Nonmonotonic polymer translocation kinetics through nanopores under changing surface–polymer interactions

Neha Manohar, Robert A. Riggleman, Daeyeon Lee, Kathleen J. Stebe. The Journal of Chemical Physics (2024)


Understanding the dynamics of polymers in confined environments is pivotal for diverse applications ranging from polymer upcycling to bioseparations. In this study, we develop an entropic barrier model using self-consistent field theory that considers the effect of attractive surface interactions, solvation, and confinement on polymer kinetics. In this model, we consider the translocation of a polymer from one cavity into a second cavity through a single-segment-width nanopore. We find that, for a polymer in a good solvent (i.e., excluded volume, u0 > 0), there is a nonmonotonic dependence of mean translocation time (τ) on surface interaction strength, ɛ. At low ɛ, excluded volume interactions lead to an energetic penalty and longer translocation times.
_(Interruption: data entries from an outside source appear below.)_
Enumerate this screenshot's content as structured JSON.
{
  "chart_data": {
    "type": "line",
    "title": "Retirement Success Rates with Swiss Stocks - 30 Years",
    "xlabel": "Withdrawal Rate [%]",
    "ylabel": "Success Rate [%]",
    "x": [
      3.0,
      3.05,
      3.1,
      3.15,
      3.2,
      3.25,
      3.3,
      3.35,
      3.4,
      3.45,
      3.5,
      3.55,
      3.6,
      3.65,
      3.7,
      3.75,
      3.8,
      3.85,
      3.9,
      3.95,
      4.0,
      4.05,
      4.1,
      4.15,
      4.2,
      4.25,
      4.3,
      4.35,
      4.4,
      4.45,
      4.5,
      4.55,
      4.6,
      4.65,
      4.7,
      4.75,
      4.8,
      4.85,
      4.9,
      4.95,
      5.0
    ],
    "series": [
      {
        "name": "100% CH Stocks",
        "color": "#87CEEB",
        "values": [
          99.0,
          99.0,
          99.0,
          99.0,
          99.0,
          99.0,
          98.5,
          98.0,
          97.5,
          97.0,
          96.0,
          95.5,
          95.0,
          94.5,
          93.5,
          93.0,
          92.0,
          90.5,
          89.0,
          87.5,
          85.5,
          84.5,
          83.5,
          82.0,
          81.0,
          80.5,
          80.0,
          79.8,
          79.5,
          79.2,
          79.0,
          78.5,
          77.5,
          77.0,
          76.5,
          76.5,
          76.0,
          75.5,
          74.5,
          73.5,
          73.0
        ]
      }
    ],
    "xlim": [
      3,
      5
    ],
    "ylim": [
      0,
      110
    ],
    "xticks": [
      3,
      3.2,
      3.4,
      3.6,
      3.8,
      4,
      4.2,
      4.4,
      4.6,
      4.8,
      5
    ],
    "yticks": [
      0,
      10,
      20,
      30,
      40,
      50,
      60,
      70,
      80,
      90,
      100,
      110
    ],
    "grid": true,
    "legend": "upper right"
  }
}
As ɛ increases, the surface interactions counteract the energetic penalty imposed by excluded volume and the polymer translocates faster through the nanopore. However, as ɛ continues to increase, an adsorption transition occurs, which leads to significantly slower kinetics due to the penalty of desorption from the first cavity. The ɛ at which this adsorption transition occurs is a function of the excluded volume, with higher u0 leading to an adsorption transition at higher ɛ. Finally, we consider the effect of translocation across different size cavities. We find that the kinetics for translocation into a smaller cavity speeds up while translocation to a larger cavity slows down with increasing ɛ due to higher surface contact under stronger confinement.